नित्यानां कर्मणां विप्र तस्य हानिर् अहर्निशम् अकुर्वन् विहितं कर्म शक्तः पतति तद्दिने
nityānāṃ karmaṇāṃ vipra tasya hānir aharniśam akurvan vihitaṃ karma śaktaḥ patati taddine
नित्यानां विहितकर्मणां हानिर्विप्र तस्याहर्निशं भवति; शक्तोऽपि विहितं कर्माकुर्वन् स तद्दिने पतति।
Sage Parāśara (in instruction to Maitreya; addressing the listener as 'vipra')
Speaker: Parasara
Topic: Consequences of neglecting nitya-karma (daily obligatory rites) despite capability
Teaching: Ethical
Quality: admonitory
Concept: Neglect of daily prescribed duties causes continual spiritual loss, and willful non-performance leads to immediate downfall.
Vedantic Theme: Dharma
Application: Keep a sustainable daily discipline (sandhyā, japa, worship, ethical duties) and remove avoidable excuses; consistency matters more than sporadic intensity.

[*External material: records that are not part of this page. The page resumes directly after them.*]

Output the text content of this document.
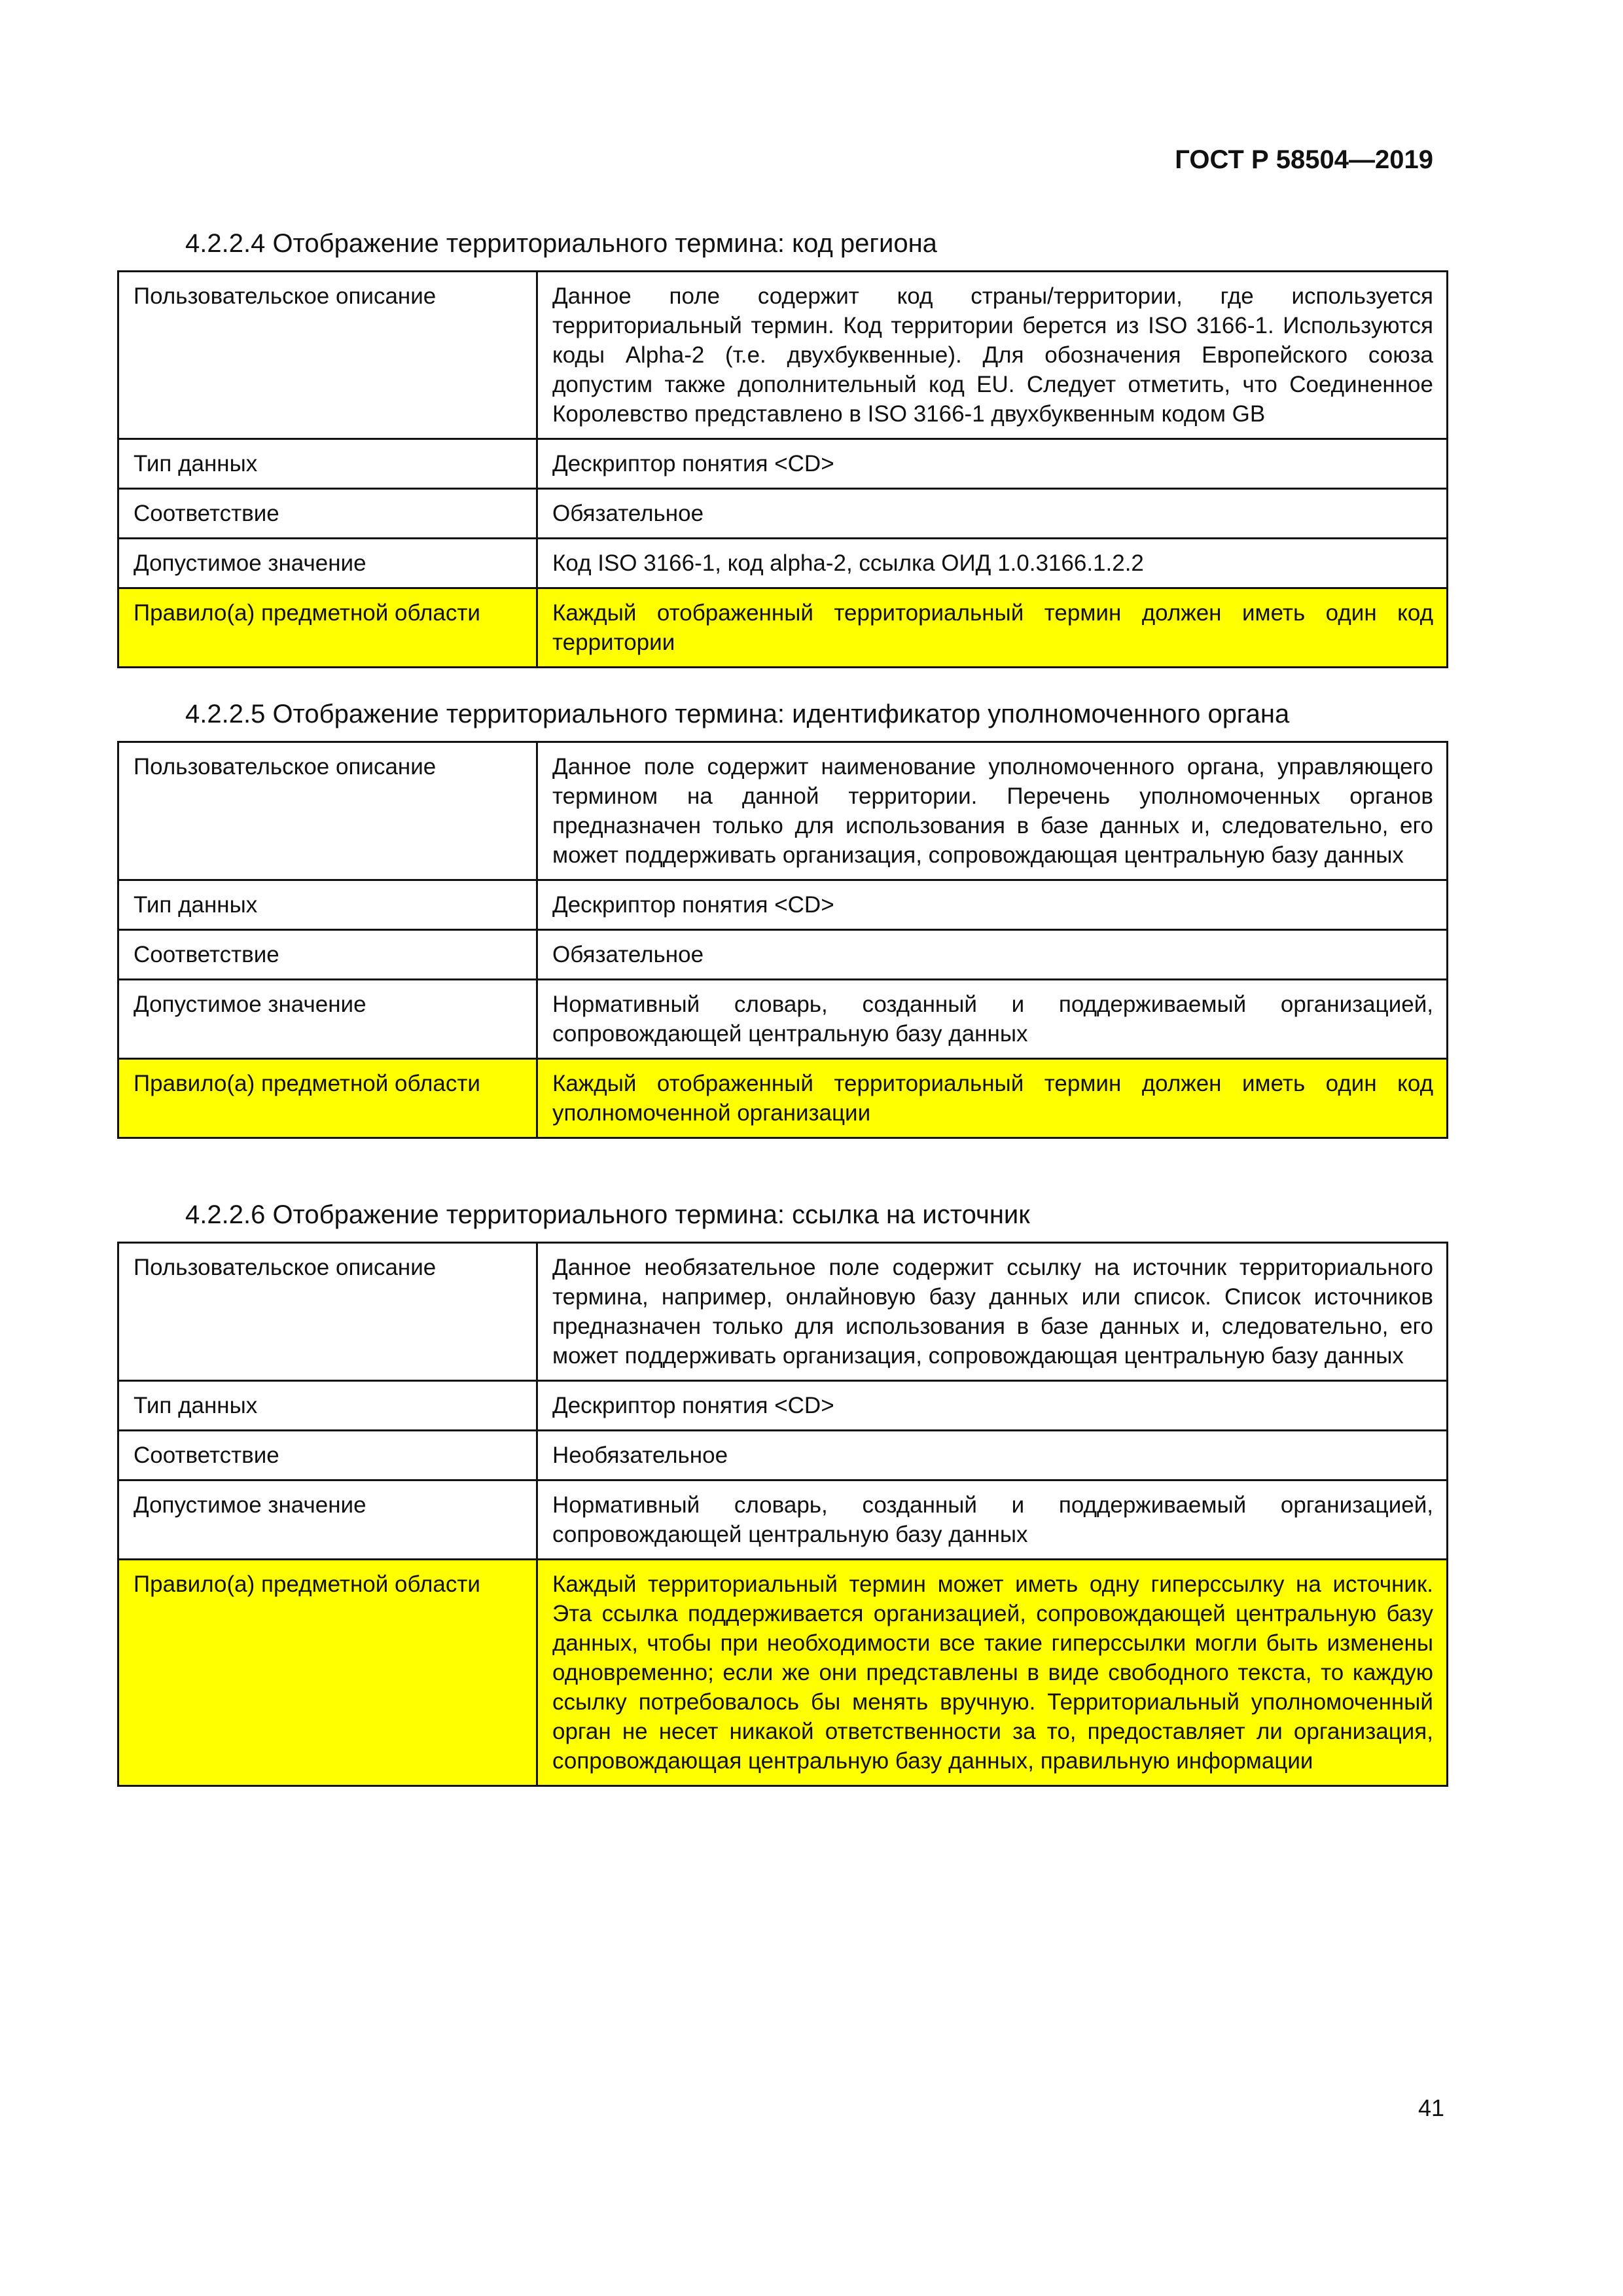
ГОСТ Р 58504—2019
4.2.2.4 Отображение территориального термина: код региона
Пользовательское описание	Данное поле содержит код страны/территории, где используется территориальный термин. Код территории берется из ISO 3166-1. Используются коды Alpha-2 (т.е. двухбуквенные). Для обозначения Европейского союза допустим также дополнительный код EU. Следует отметить, что Соединенное Королевство представлено в ISO 3166-1 двухбуквенным кодом GB
Тип данных	Дескриптор понятия <CD>
Соответствие	Обязательное
Допустимое значение	Код ISO 3166-1, код alpha-2, ссылка ОИД 1.0.3166.1.2.2
Правило(а) предметной области	Каждый отображенный территориальный термин должен иметь один код территории
4.2.2.5 Отображение территориального термина: идентификатор уполномоченного органа
Пользовательское описание	Данное поле содержит наименование уполномоченного органа, управляющего термином на данной территории. Перечень уполномоченных органов предназначен только для использования в базе данных и, следовательно, его может поддерживать организация, сопровождающая центральную базу данных
Тип данных	Дескриптор понятия <CD>
Соответствие	Обязательное
Допустимое значение	Нормативный словарь, созданный и поддерживаемый организацией, сопровождающей центральную базу данных
Правило(а) предметной области	Каждый отображенный территориальный термин должен иметь один код уполномоченной организации
4.2.2.6 Отображение территориального термина: ссылка на источник
Пользовательское описание	Данное необязательное поле содержит ссылку на источник территориального термина, например, онлайновую базу данных или список. Список источников предназначен только для использования в базе данных и, следовательно, его может поддерживать организация, сопровождающая центральную базу данных
Тип данных	Дескриптор понятия <CD>
Соответствие	Необязательное
Допустимое значение	Нормативный словарь, созданный и поддерживаемый организацией, сопровождающей центральную базу данных
Правило(а) предметной области	Каждый территориальный термин может иметь одну гиперссылку на источник. Эта ссылка поддерживается организацией, сопровождающей центральную базу данных, чтобы при необходимости все такие гиперссылки могли быть изменены одновременно; если же они представлены в виде свободного текста, то каждую ссылку потребовалось бы менять вручную. Территориальный уполномоченный орган не несет никакой ответственности за то, предоставляет ли организация, сопровождающая центральную базу данных, правильную информации
41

Vishishtadvaita: Nitya-karmas function as Bhagavad-ārādhana and maintenance of the divinely ordered world; omission is a failure of śeṣatva (servanthood).
This verse states that daily enjoined duties protect one from continual spiritual loss; neglect—despite capacity—causes immediate decline, showing nitya-karma as a stabilizer of dharma and inner purity.
Parāśara frames it as an ongoing erosion (“day and night”) of merit and steadiness, culminating in a same-day “fall” when a capable person refuses the ordained duty.
Though Vishnu is not named in the verse, the teaching aligns with Vaishnava Purāṇic dharma: sustaining prescribed duty upholds the divinely ordered cosmos governed by the Supreme Reality, Vishnu, and prepares the practitioner for higher devotion.